A simple environment to get started building a custom backend with the Triton Inference Server.
For this example, I started from Triton's official example backend,
wrote a simple class to be called in the backend, and finally wrote a simple python client to
interact with the backend. The backend is compatible with ROCM and Alpaka backends for AMD GPUs,
and Cuda for Nvidia GPUs and it simply adds a client-specified
input tensor to itself and returns this.
In order to run, you need all the dependencies to build and run. I have built an image with required
AMD and CUDA deps at docker.io/milescb/triton-server:25.02-py3_gcc13.3_alpaka2.1.1.
To run the below commands, pull and run the image with your favorite docker application. For instance:
apptainer pull apptainer pull --disable-cache <path_to_sif_files>/tritonserver_alpaka.sif
apptainer run /eos/home-m/mcochran/images/traccc-aaS/tritonserver_alpaka.sif
Note: if running with NVIDIA, remember to enter the image with nvidia support via,
for instance, apptainer run --nv <sif_file>. Conversely, if compiling for AMD, do not include
the CUDA libraries as this will cause compilation errors.
To build the example backend, navigate to backend/example and make a build and install directory.
Then, cd to the build directory and run the configure and install commands below:
cmake -B . -S ../ \
-DCMAKE_INSTALL_PREFIX=../install/ \
-DCMAKE_BUILD_TYPE=Release -DTRITON_ENABLE_CUDA=ON
cmake --build . --target install -- -j20
To compile with AMD GPUs two options are available: ROCM and Alpaka.
For ROCM compatibility, add the argument -DTRITON_ENABLE_ROCM=ON during configuration:
cmake -B . -S ../ \
-DCMAKE_INSTALL_PREFIX=../install/ -DCMAKE_BUILD_TYPE=Release \
-DTRITON_ENABLE_ROCM=ON
cmake --build . --target install -- -j20
For Alpaka compatibility, add the argument -DTRITON_ENABLE_ALPAKA=ON in addition to the ROCM flags:
cmake -B . -S ../ \
-DCMAKE_INSTALL_PREFIX=../install/ -DCMAKE_BUILD_TYPE=Release \
-DTRITON_ENABLE_ROCM=ON -DTRITON_ENABLE_ALPAKA=ON
cmake --build . --target install -- -j20
Note: currently, Alpaka is only configured to work with the AMD chip.

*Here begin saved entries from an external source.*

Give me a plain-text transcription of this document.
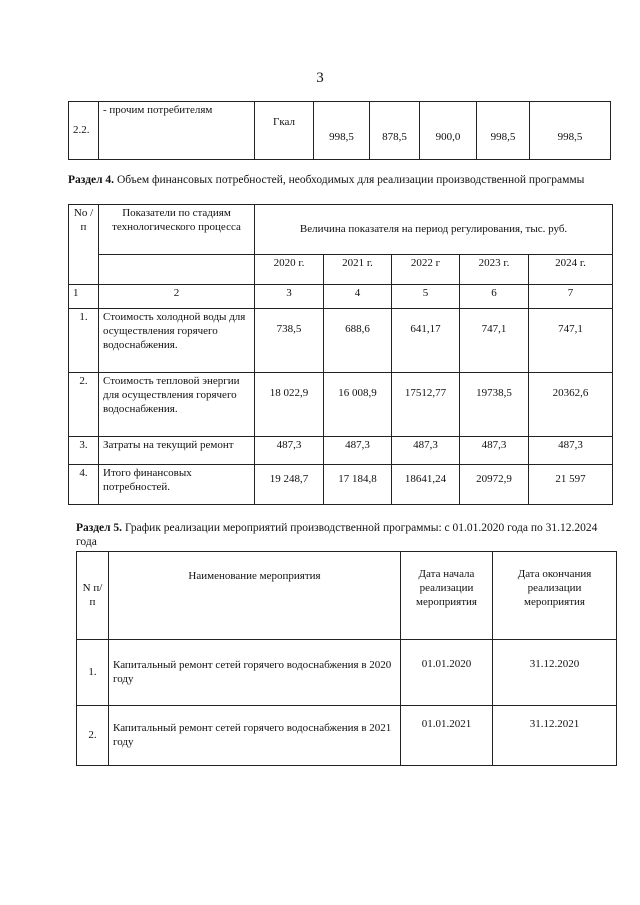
3
2.2.	- прочим потребителям	Гкал	998,5	878,5	900,0	998,5	998,5
Раздел 4. Объем финансовых потребностей, необходимых для реализации производственной программы
No /п	Показатели по стадиям технологического процесса	Величина показателя на период регулирования, тыс. руб.				
		2020 г.	2021 г.	2022 г	2023 г.	2024 г.
1	2	3	4	5	6	7
1.	Стоимость холодной воды для осуществления горячего водоснабжения.	738,5	688,6	641,17	747,1	747,1
2.	Стоимость тепловой энергии для осуществления горячего водоснабжения.	18 022,9	16 008,9	17512,77	19738,5	20362,6
3.	Затраты на текущий ремонт	487,3	487,3	487,3	487,3	487,3
4.	Итого финансовых потребностей.	19 248,7	17 184,8	18641,24	20972,9	21 597
Раздел 5. График реализации мероприятий производственной программы: с 01.01.2020 года по 31.12.2024 года
N п/п	Наименование мероприятия	Дата начала реализации мероприятия	Дата окончания реализации мероприятия
1.	Капитальный ремонт сетей горячего водоснабжения в 2020 году	01.01.2020	31.12.2020
2.	Капитальный ремонт сетей горячего водоснабжения в 2021 году	01.01.2021	31.12.2021
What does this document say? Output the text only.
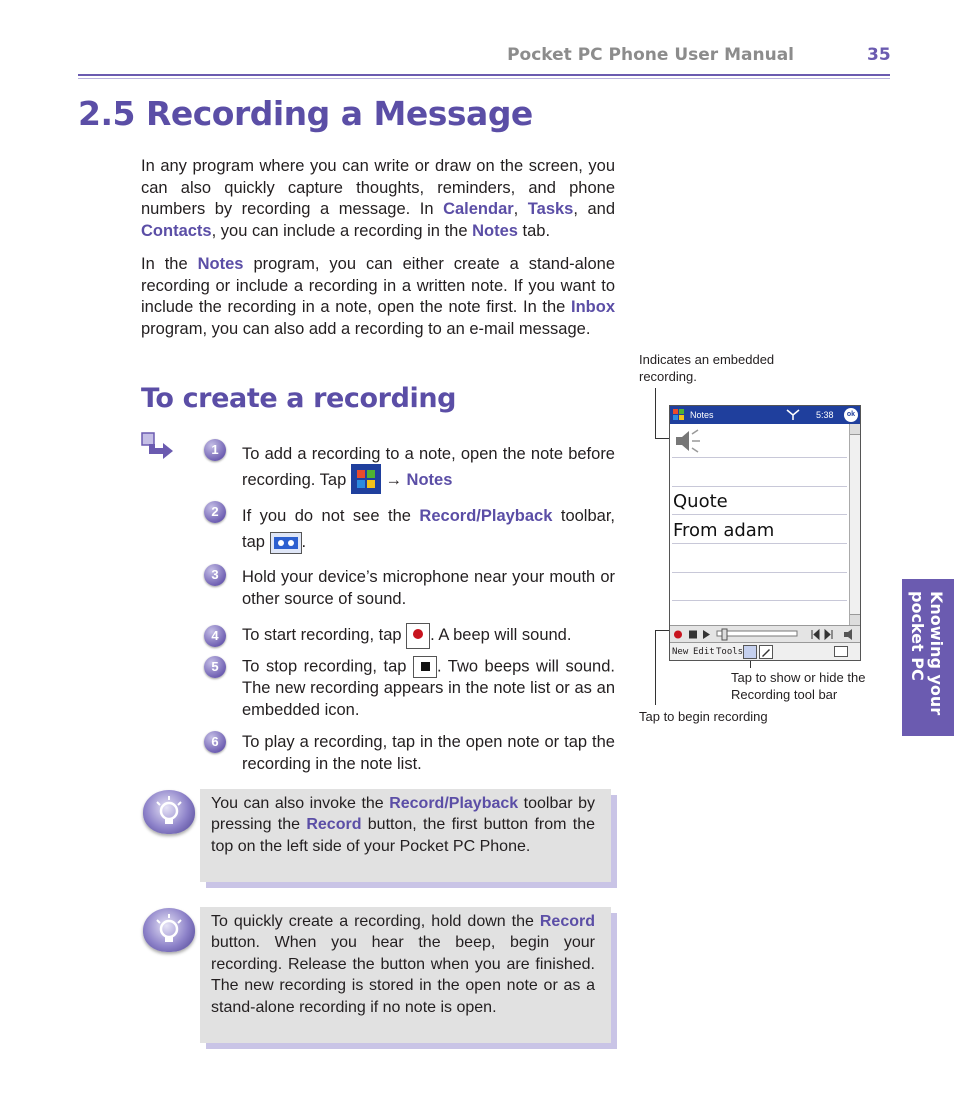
Pocket PC Phone User Manual	35
2.5 Recording a Message

In any program where you can write or draw on the screen, you can also quickly capture thoughts, reminders, and phone numbers by recording a message. In Calendar, Tasks, and Contacts, you can include a recording in the Notes tab.

In the Notes program, you can either create a stand-alone recording or include a recording in a written note. If you want to include the recording in a note, open the note first. In the Inbox program, you can also add a recording to an e-mail message.

To create a recording
1	To add a recording to a note, open the note before recording. Tap  → Notes

2	If you do not see the Record/Playback toolbar, tap .

3	Hold your device’s microphone near your mouth or other source of sound.

4	To start recording, tap . A beep will sound.

5	To stop recording, tap . Two beeps will sound. The new recording appears in the note list or as an embedded icon.

6	To play a recording, tap in the open note or tap the recording in the note list.

You can also invoke the Record/Playback toolbar by pressing the Record button, the first button from the top on the left side of your Pocket PC Phone.
To quickly create a recording, hold down the Record button. When you hear the beep, begin your recording. Release the button when you are finished. The new recording is stored in the open note or as a stand-alone recording if no note is open.
Knowing your
pocket PC
Indicates an embedded recording.
Tap to show or hide the Recording tool bar
Tap to begin recording
Notes	5:38	ok
Quote
From adam
New Edit Tools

To start the server after building, run the command:
tritonserver --model-repository=../../models/
In the output, you should see somewhere:
+---------+---------+--------+
| Model | Version | Status |
+---------+---------+--------+
| example | 1 | READY |
+---------+---------+--------+
This backend takes in a 4xn array, and returns the array added to itself. To further configure this,
edit backend/models/example/config.pbtxt. In order to modify the backend, I recommend reading and
attempting to understand the template code in backend/example/src/recommended.cc: figure out where
initialization happens, and where the inference happens.
The example is already well documented with comments throughout.
To run the client, open another terminal window on the same node as the backend, after starting
the backend sever. Navigate to the client directory and run python ExampleTritonClient.py.
If you would like to change the inputs or outputs, modify backend/models/example/config.pbtxt,
then modify the python code to match and re-run.
If compiling on the EF tracking testbed, you will need internet access. This is enabled by the following proxies:
export HTTP_PROXY=http://np04-web-proxy.cern.ch:3128
export HTTPS_PROXY=http://np04-web-proxy.cern.ch:3128
export NO_PROXY=".cern.ch"
export http_proxy=http://np04-web-proxy.cern.ch:3128
export https_proxy=http://np04-web-proxy.cern.ch:3128
export no_proxy=".cern.ch"
Note that if you export these, then when running the client, you must run with
no_proxy=localhost python ExampleTritonClient.py.